The role of loss-aversion and ownership.

If it’s mine, it’s worth more; if it’s yours; it’s worth less.

This is the Endowment Effect, a cognitive bias by which we value something we own more than an equivalent item which belongs to someone else. Though this is irrational, it plays out daily in decisions.

For example, if we possess a piece of chocolate cake, we might sell it for $6.00. But, if we were buying it from someone else, that $6.00 would be too high for us to fork out. Then, we might consider paying $4.00 or less.

Daniel Kahneman, Jack L. Knetsch and Richard H. Thaler (the recent Nobel prize winner) used another variety of chocolate in their classic experiment demonstrating the same point: chocolate bars. The paper “The Endowment Effect, Loss Aversion, and Status Quo Bias,” was published in The Journal of Economic Perspectives.


From “Endowment Effect: A Guide to The Emotional Trigger That Influences Your Customers’ Minds,” by Tomer Hochma.

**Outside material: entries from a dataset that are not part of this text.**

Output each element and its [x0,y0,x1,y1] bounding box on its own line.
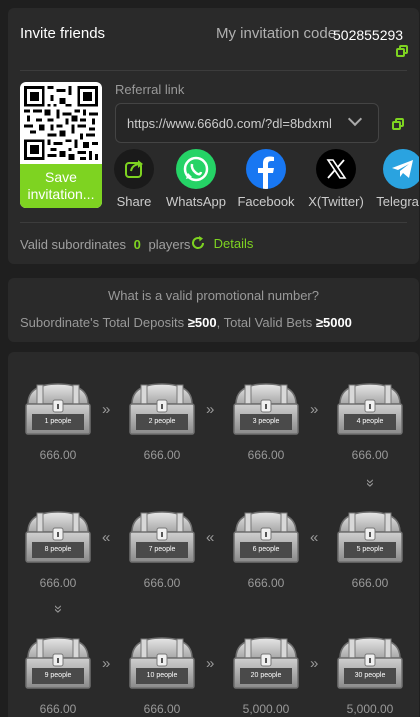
reward-amount: 5,000.00 [346,702,394,716]
reward-people-label: 2 people [148,418,176,425]
reward-amount: 666.00 [39,448,77,462]
arrow-right-icon: » [310,655,319,672]
reward-chest-icon[interactable]: 20 people [230,634,302,692]
reward-people-label: 8 people [44,546,72,553]
reward-amount: 666.00 [351,576,389,590]
reward-amount: 666.00 [39,576,77,590]
arrow-left-icon: « [310,529,319,546]
reward-amount: 666.00 [39,702,77,716]
rule-line: Subordinate's Total Deposits ≥500, Total… [20,315,352,330]
share-row: Share WhatsApp Facebook X(Twitter) Teleg… [8,149,419,211]
valid-subordinates: Valid subordinates 0 players [20,237,190,252]
reward-people-label: 20 people [250,672,282,679]
reward-amount: 666.00 [247,576,285,590]
facebook-icon [246,149,286,189]
reward-people-label: 3 people [252,418,280,425]
reward-people-label: 6 people [252,546,280,553]
reward-chest-icon[interactable]: 9 people [22,634,94,692]
reward-people-label: 1 people [44,418,72,425]
bets-value: ≥5000 [315,315,352,330]
telegram-label: Telegram [376,194,419,209]
reward-chest-icon[interactable]: 10 people [126,634,198,692]
details-link[interactable]: Details [190,235,253,254]
reward-people-label: 30 people [354,672,386,679]
reward-chest-icon[interactable]: 6 people [230,508,302,566]
valid-subordinates-count: 0 [133,237,141,252]
whatsapp-icon [176,149,216,189]
reward-amount: 666.00 [351,448,389,462]
reward-amount: 666.00 [143,448,181,462]
referral-link-label: Referral link [115,82,185,97]
reward-people-label: 5 people [356,546,384,553]
reward-people-label: 9 people [44,672,72,679]
referral-link-field[interactable]: https://www.666d0.com/?dl=8bdxml [115,103,379,143]
arrow-right-icon: » [206,655,215,672]
facebook-label: Facebook [237,194,295,209]
reward-amount: 666.00 [143,702,181,716]
arrow-left-icon: « [206,529,215,546]
rule-separator: , [216,315,221,330]
divider [20,222,407,223]
invitation-code-value: 502855293 [333,27,404,43]
rule-question: What is a valid promotional number? [108,288,319,303]
reward-amount: 5,000.00 [242,702,290,716]
reward-chest-icon[interactable]: 1 people [22,380,94,438]
bets-label: Total Valid Bets [223,315,313,330]
whatsapp-label: WhatsApp [166,194,226,209]
invite-card: Invite friends My invitation code 502855… [8,8,419,264]
deposits-label: Subordinate's Total Deposits [20,315,185,330]
invitation-code-label: My invitation code [216,25,337,42]
invite-title: Invite friends [20,25,106,42]
telegram-icon [383,149,419,189]
chevron-down-icon[interactable] [347,111,363,127]
reward-people-label: 10 people [146,672,178,679]
telegram-button[interactable]: Telegram [363,149,419,209]
reward-chest-icon[interactable]: 5 people [334,508,406,566]
arrow-left-icon: « [102,529,111,546]
reward-amount: 666.00 [247,448,285,462]
facebook-button[interactable]: Facebook [226,149,306,209]
reward-chest-icon[interactable]: 2 people [126,380,198,438]
reward-amount: 666.00 [143,576,181,590]
arrow-right-icon: » [102,401,111,418]
reward-people-label: 7 people [148,546,176,553]
reward-chest-icon[interactable]: 3 people [230,380,302,438]
reward-chest-icon[interactable]: 30 people [334,634,406,692]
x-twitter-icon [316,149,356,189]
deposits-value: ≥500 [187,315,217,330]
refresh-icon [190,235,206,254]
reward-people-label: 4 people [356,418,384,425]
players-label: players [148,237,191,252]
reward-chest-icon[interactable]: 4 people [334,380,406,438]
divider [20,70,407,71]
reward-chest-icon[interactable]: 8 people [22,508,94,566]
copy-link-icon[interactable] [392,118,404,130]
share-icon [114,149,154,189]
reward-chest-icon[interactable]: 7 people [126,508,198,566]
arrow-right-icon: » [310,401,319,418]
arrow-right-icon: » [102,655,111,672]
arrow-down-icon: » [50,604,68,614]
arrow-down-icon: » [362,478,380,488]
referral-link-text: https://www.666d0.com/?dl=8bdxml [127,116,332,131]
whatsapp-button[interactable]: WhatsApp [156,149,236,209]
copy-code-icon[interactable] [396,45,408,57]
arrow-right-icon: » [206,401,215,418]
valid-subordinates-label: Valid subordinates [20,237,126,252]
details-label: Details [213,235,254,251]
rule-card: What is a valid promotional number? Subo… [8,278,419,342]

In the experiment, participants were given objects of similar value to one another which were used for exchange. Some received a chocolate bar which was equivalent in price to a cup given to the others. Those with the cup were reluctant to exchange it for the chocolate bar and vice versa, which indicates that we value what we own more than what we don’t.

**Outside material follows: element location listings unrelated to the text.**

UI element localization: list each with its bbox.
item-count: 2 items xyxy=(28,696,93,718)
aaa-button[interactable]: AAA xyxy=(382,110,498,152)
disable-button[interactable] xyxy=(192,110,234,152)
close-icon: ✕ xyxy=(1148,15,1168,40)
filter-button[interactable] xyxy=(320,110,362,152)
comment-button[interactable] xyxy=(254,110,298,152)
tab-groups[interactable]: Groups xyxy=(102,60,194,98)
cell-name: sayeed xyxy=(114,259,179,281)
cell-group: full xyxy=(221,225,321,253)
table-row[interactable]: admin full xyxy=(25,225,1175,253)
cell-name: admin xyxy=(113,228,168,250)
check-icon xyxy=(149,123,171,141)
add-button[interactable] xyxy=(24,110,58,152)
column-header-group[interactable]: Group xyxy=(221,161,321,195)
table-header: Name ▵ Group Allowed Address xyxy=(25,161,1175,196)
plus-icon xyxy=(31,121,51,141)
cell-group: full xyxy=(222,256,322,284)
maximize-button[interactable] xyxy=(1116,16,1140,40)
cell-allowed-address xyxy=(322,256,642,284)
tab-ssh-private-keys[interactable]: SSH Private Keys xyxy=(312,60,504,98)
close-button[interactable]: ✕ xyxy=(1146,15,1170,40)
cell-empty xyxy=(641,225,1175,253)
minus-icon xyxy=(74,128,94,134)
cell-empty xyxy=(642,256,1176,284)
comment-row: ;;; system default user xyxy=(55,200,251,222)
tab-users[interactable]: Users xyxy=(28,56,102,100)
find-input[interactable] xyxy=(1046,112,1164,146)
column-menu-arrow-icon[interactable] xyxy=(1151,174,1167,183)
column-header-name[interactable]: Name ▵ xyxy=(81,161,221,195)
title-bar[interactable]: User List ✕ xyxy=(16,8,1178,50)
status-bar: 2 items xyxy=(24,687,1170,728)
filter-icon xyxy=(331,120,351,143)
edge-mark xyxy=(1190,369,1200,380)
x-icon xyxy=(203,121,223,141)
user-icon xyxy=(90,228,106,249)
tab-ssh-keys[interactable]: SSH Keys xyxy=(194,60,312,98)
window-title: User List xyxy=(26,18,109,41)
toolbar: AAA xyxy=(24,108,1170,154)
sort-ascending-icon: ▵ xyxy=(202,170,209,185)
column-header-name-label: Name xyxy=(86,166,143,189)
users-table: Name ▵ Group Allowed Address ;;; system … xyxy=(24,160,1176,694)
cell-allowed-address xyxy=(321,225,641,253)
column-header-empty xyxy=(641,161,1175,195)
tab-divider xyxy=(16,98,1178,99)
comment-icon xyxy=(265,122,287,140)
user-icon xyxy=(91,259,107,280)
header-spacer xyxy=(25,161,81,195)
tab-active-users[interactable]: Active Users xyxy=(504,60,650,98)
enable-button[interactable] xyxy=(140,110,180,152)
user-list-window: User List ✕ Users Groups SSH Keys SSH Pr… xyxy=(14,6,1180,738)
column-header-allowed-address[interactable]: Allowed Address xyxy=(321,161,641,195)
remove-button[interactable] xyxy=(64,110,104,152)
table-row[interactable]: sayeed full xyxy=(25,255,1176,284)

This kind of irrational behavior applies to other financial situations as well.

For example, let’s say Doctor A owns a colonial home. If Doctor A were to sell it, she would expect a higher price than if she were to buy a nearly identical house on the open market because the doctor is partial toward what she owns.

Although economists originally hypothesized that the endowment effect occurred because humans are loss-averse, new evidence suggests there is an additional reason under specific circumstances. We identify with something that is ours.

Sara Loughran Dommer and Vanitha Swaminathan's 2012 experiment demonstrates the point. Dommer is assistant professor of marketing at the College of Management, Georgia Institute of Technology in Atlanta, and Swaminathan is on the faculty of the University of Pittsburgh.

The two asked undergraduate students to role-play regarding a ballpoint pen transaction. Those designated as sellers were given pens and asked if they wished to keep the pen or sell it for a cash amount — between $0.25 and $10.00. Those selected as buyers were asked to decide if they wanted the pen or a cash amount in the same range.

Before the experiment began, some of the undergraduates were asked to imagine a past relationship when they felt unloved and write down their feelings related to it. The others were requested to write about an average day.

Students sellers who contemplated rejection valued their pens more than those who did not. The authors concluded, "After a social self-threat, individuals likely have strong possession-self links because possessions can enhance the self and help individuals cope with the threat."

Dommer and Swaminathan did not discard loss-aversion as a reason for the endowment effect, but they did suggest that their ownership hypothesis is another explanation. Indeed, the emotion behind financial decisions is complicated!